As requested, here are the parameters and inputs you should use to align the contig sequences against the SL4 and SL5 genome sequences.
- You need "target" genome sequence files in ".2bit" format. Please use these files as the target sequences:
SL5 genome assembly, in blat-friendly ".2bit" format: http://lorainelab-quickload.scidas.org/quickload/S_lycopersicum_Jun_2022/S_lycopersicum_Jun_2022.2bit
SL4 genome assembly, in blat-friend ".2bit" format: http://lorainelab-quickload.scidas.org/quickload/S_lycopersicum_Sep_2019/S_lycopersicum_Sep_2019.2bit
- The output format you should use for blat is "pslx". This will ensure that the aligned sequence gets included in the output. If we do that, IGB will be able to display the sequence and we can more easily check that the results are good. To specify this output format, use this option: -out=pslx
- Please run blat using the option that does not include a header. That option is: -noHead
- Do not use the default maximum intron size. It is too big. Use 13,000 bases. That option is: -maxIntron=13000
For more information about running blat, see this link: https://genome.ucsc.edu/goldenPath/help/blatSpec.html
Last but not least, I recommend that you run blat in parallel.
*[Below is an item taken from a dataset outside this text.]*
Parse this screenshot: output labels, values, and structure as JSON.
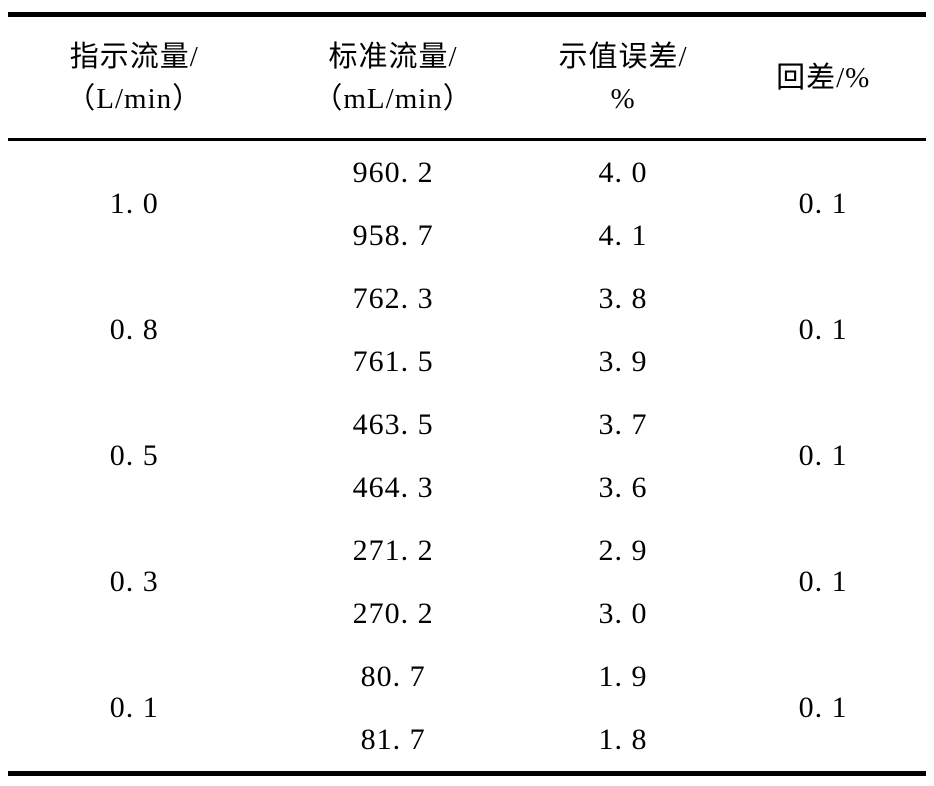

If you do that, make sure that you keep track of which sequence came from which collection of assembled contigs. Otherwise, it will be super hard to sanity-check the results. For example, what I would like to do is open up the blat alignments for a set of transcript contigs where I know exactly which RNA-Seq reads were used to make them. Then, I can easily use the Genome Browser to compare the genome alignments for the input RNA-Seq reads to the alignments of their assembled contigs. If we do this, we can easily get an idea for how the trinity assembly software performs when there are lots of reads or not so many reads in a given region. It will make more sense when I can show you what I mean in IGB
Please note I am moving this to the next sprint since it seems unlikely we will get around to doing further work on this during the current sprint, which ends tomorrow.